Bitcoin Depot akan menerapkan verifikasi identitas untuk setiap transaksi di mesin ATM Bitcoin mereka. Kebijakan ini merupakan respons terhadap tekanan yang meningkat dari jaksa negara bagian terkait masalah keamanan dan penipuan dalam penggunaan ATM kripto.
Perusahaan asal Atlanta ini mengklaim bahwa langkah ini merupakan kemajuan signifikan dalam pencegahan aktivitas ilegal, termasuk penipuan dan penyalahgunaan akun. Proses tersebut sudah mulai diterapkan secara bertahap sejak awal bulan ini.
Dengan mewajibkan identifikasi diri di setiap transaksi, Bitcoin Depot bertujuan mengurangi risiko seperti pembagian akun, pencurian identitas, dan pengambilalihan akun. Sebelumnya, mulai Oktober, persyaratan ID hanya berlaku saat penggunaan pertama layanan mereka.
Scott Buchanan, CEO Bitcoin Depot, menjelaskan pada Decrypt bahwa verifikasi identitas berulang memungkinkan deteksi pola kecurangan yang mungkin tidak terlihat pada saat pendaftaran awal. Perusahaan menegaskan bahwa mereka sangat memprioritaskan keamanan dan kepercayaan pelanggan.
Bitcoin Depot memiliki sekitar 8.800 mesin ATM di Amerika Utara. Namun, harga saham perusahaan ini turun 6,7% menjadi $5,37 baru-baru ini, dengan penurunan sekitar 80% selama enam bulan terakhir. Ketidakpastian ini terjadi di tengah tuduhan bahwa perusahaan tersebut mendapatkan keuntungan dari skema penipuan yang menarget lansia.
FBI melaporkan bahwa kerugian akibat penipuan yang berhubungan dengan ATM kripto mencapai $333 juta di Amerika Serikat tahun ini. Selain itu, AARP menemukan 14 negara bagian yang telah menerapkan regulasi ketat terhadap ATM kripto, termasuk pembatasan nilai transaksi di California dan Texas.

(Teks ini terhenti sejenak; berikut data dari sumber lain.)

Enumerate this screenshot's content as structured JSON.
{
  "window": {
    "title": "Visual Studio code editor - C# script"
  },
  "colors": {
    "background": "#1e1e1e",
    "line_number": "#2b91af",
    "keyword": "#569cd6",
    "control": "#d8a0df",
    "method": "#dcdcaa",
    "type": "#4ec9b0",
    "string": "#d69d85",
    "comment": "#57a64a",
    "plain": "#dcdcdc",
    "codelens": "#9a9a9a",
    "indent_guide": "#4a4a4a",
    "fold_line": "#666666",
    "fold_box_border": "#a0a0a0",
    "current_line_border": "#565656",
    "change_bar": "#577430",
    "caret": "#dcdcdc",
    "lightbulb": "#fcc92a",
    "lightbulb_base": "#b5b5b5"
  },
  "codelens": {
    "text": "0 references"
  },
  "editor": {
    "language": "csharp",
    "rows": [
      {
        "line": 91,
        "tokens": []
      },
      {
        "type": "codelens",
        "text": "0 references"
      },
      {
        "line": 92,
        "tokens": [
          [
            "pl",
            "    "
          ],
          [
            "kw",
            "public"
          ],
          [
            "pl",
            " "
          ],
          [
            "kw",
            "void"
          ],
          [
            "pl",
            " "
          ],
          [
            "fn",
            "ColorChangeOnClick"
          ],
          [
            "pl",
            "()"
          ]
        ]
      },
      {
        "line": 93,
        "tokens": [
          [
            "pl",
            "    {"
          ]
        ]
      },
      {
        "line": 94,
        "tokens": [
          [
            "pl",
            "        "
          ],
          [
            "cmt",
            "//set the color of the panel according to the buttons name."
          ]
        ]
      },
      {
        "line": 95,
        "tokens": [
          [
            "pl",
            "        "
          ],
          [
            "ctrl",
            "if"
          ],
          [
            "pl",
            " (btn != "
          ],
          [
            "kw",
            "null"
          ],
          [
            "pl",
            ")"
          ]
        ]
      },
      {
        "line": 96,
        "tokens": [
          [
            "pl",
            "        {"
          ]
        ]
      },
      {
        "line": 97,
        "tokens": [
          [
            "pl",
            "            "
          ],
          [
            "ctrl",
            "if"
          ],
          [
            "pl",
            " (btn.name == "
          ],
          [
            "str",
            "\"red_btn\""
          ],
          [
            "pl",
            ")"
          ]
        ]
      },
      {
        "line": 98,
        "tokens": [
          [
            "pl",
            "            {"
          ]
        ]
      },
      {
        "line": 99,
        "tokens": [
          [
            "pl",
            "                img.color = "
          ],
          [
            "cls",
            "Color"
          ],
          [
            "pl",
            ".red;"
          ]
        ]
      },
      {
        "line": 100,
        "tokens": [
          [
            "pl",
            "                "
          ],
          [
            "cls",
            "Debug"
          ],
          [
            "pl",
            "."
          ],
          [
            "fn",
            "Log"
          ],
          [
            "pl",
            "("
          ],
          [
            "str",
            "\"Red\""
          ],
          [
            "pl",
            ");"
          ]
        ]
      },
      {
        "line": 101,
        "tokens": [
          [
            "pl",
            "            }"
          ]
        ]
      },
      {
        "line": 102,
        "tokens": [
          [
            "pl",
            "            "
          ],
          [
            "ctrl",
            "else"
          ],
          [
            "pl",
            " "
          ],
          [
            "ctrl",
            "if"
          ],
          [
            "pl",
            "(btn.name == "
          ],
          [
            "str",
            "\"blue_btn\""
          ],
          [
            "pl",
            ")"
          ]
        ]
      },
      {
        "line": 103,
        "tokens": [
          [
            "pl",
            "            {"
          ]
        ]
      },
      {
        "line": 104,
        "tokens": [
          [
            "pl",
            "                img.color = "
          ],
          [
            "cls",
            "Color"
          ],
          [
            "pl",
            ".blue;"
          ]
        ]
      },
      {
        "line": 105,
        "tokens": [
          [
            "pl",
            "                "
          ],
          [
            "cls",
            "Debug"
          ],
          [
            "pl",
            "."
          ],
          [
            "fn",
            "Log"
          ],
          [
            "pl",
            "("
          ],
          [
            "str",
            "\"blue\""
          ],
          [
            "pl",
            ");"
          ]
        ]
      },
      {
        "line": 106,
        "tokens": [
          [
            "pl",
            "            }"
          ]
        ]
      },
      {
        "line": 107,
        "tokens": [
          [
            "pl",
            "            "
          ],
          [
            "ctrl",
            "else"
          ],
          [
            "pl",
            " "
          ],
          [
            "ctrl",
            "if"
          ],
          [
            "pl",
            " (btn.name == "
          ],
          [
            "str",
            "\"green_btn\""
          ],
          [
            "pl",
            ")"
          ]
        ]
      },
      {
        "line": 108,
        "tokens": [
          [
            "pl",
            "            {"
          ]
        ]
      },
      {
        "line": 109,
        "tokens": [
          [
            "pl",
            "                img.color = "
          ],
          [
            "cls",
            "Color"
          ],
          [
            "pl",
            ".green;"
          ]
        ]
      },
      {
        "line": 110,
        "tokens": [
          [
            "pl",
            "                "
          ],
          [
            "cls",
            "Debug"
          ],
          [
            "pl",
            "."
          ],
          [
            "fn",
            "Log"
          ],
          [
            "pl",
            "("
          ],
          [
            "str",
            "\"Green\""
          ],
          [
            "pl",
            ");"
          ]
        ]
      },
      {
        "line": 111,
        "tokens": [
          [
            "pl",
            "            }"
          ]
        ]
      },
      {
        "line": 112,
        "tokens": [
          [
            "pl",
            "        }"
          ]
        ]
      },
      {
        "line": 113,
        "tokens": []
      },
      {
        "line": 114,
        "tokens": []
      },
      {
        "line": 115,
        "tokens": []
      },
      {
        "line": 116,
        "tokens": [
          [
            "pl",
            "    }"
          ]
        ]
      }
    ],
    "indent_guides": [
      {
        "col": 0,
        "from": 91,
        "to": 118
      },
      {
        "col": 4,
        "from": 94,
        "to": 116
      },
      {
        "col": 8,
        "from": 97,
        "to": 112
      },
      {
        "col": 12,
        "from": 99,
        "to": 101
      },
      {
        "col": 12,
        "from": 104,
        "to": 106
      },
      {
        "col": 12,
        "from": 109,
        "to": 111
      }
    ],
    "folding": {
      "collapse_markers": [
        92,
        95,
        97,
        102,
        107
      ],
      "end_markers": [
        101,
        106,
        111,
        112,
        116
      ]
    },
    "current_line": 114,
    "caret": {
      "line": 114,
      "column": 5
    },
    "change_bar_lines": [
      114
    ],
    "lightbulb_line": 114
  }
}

Taktik Penipuan dan Dampaknya pada Lansia
Penipu semakin banyak menargetkan pengguna lanjut usia karena sifat transaksi kripto yang tidak bisa dibatalkan. Modusnya kerap melibatkan iming-iming pembayaran pemerintah atau bantuan teknis yang akhirnya membuat korban kehilangan dana.
Baru-baru ini, Jaksa Agung Massachusetts mengajukan gugatan yang menuduh Bitcoin Depot sengaja memfasilitasi penipuan tersebut dengan menghilangkan perlindungan anti-penipuan dan menyesatkan investor demi keuntungan pribadi. Sebelumnya, pelanggan hanya wajib memberikan nomor telepon untuk transaksi Bitcoin bernilai kecil sebelum kebijakan ID diperketat.
Gugatan ini berbeda dengan yang diajukan Iowa sebelumnya, karena menuntut perubahan dalam metode bisnis Bitcoin Depot, termasuk pembatasan transaksi besar dan langkah tambahan pencegahan penipuan.
Upaya Pencegahan dan Tanggung Jawab Perusahaan
Dalam gugatan, diminta agar Bitcoin Depot tidak menerima transaksi melebihi $10.000 tanpa prosedur ekstra, seperti pertanyaan verifikasi risiko penipuan dan mekanisme pengembalian dana bagi korban. Hal ini bertujuan melindungi konsumen dari kerugian yang merugikan.
Pada tahun lalu, Mahkamah Agung Iowa memutuskan bahwa Bitcoin Depot diperbolehkan menyimpan dana yang didapat dari transaksi terkait penipuan karena pelanggan harus mengkonfirmasi kepemilikan dompet Bitcoin saat transaksi. Meski demikian, perusahaan setuju mengembalikan dana senilai $1,9 juta kepada korban di Maine berdasarkan kesepakatan penyelesaian.
Bitcoin Depot juga bekerja sama dengan aparat penegak hukum untuk mengidentifikasi pelaku penipuan. Namun, terkadang terjadi kebingungan, seperti insiden di Texas di mana petugas bahkan menggunakan alat pemotong untuk membuka ATM dan mencoba mengambil dana yang tersimpan.
Langkah baru Bitcoin Depot untuk mewajibkan verifikasi ID di setiap transaksi diharapkan meningkatkan keamanan dan mengurangi praktik penipuan yang merugikan masyarakat, khususnya para pengguna kripto yang rentan terhadap penipuan. Kebijakan ini juga menjadi contoh bagi industri kripto untuk lebih memperhatikan aspek perlindungan konsumen dan kepatuhan regulasi.